Temas diversos. Observar, pensar, sentir, fazer crítica construtiva e refletir sobre tudo que o mundo e a própria vida nos traz - é o meu propósito. Um pequeno espaço para uma visão subjetiva, talvez impregnada de utopia, mas, certamente, repleta de perguntas, questionamentos, dúvidas e buscas, que norteiam a vida de muitas pessoas nos dias de hoje.

As perguntas sobre a existência e a vida humana, sobre a fé, a Bíblia, a religião, a Igreja (sobretudo a Igreja Católica) e sobre a sociedade em que vivemos – me ajudam a buscar uma compreensão melhor desses assuntos, com a qual eu me identifico. Nessa busca, encontrando as melhores interpretações, análises e colocações – faço questão para compartilhá-las com os visitantes desta página.

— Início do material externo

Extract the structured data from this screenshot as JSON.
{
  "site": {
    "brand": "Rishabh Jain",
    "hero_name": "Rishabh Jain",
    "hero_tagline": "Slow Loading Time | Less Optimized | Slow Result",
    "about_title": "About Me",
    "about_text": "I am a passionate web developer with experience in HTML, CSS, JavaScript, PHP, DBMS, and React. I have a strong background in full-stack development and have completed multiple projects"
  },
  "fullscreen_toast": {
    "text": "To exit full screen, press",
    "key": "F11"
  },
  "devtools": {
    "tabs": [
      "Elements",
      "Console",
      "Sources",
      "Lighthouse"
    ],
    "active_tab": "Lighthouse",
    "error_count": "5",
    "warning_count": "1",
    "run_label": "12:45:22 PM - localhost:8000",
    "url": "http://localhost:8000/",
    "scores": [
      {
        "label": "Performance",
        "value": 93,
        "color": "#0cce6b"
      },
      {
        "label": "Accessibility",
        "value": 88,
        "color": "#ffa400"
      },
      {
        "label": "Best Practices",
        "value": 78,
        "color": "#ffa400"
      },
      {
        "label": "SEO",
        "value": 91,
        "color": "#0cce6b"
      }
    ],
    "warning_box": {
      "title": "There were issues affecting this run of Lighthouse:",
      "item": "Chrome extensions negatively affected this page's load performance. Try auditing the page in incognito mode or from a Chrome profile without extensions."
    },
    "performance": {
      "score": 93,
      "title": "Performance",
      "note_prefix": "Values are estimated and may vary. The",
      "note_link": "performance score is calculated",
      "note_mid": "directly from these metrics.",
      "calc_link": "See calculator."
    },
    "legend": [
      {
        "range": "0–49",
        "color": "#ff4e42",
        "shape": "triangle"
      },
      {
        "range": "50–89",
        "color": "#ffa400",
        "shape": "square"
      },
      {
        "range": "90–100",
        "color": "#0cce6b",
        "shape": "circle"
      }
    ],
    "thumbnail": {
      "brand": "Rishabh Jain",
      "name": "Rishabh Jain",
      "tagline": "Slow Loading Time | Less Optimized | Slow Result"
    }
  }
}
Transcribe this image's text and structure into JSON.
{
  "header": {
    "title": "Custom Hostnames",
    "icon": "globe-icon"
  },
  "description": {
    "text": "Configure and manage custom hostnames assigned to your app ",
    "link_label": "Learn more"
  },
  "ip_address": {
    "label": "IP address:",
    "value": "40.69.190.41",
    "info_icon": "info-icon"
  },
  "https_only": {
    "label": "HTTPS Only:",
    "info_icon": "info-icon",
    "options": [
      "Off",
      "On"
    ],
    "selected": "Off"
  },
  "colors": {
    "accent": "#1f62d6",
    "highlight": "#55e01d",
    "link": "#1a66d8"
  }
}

Dedico este Blog de modo especial a todos os adolescentes e jovens cuja vida está cheia de indagações.
"Navegar em mar aberto, vivendo em graça ou não, inteiramente no poder de Deus..." (Soren Kierkegaard)

sábado, 4 de janeiro de 2014

O absurdo da vida sem Deus (2ª parte) – de William Lane Craig. Não deixe de ler!


Abaixo, a 2ª parte do texto O absurdo da vida sem Deus, que é de autoria de William Lane Craig.
(Publico propositalmente primeiro a 2ª parte e logo em seguida a 1ª, para ser mais fácil para o leitor fazer a leitura do texto inteiro.)

Como afirmo no início da 1ª Parte, este é um texto muito bom e excepcional que pode ajudar muito a quem, talvez, não saiba mais o que pensar diante de tantas informações diferentes, tantas opiniões e “verdades” que o “mundo” lhe oferece, e que tentam minar e destruir a sua fé em Deus. Essas "verdades" são, na maioria dos casos, grandes "mentiras"...!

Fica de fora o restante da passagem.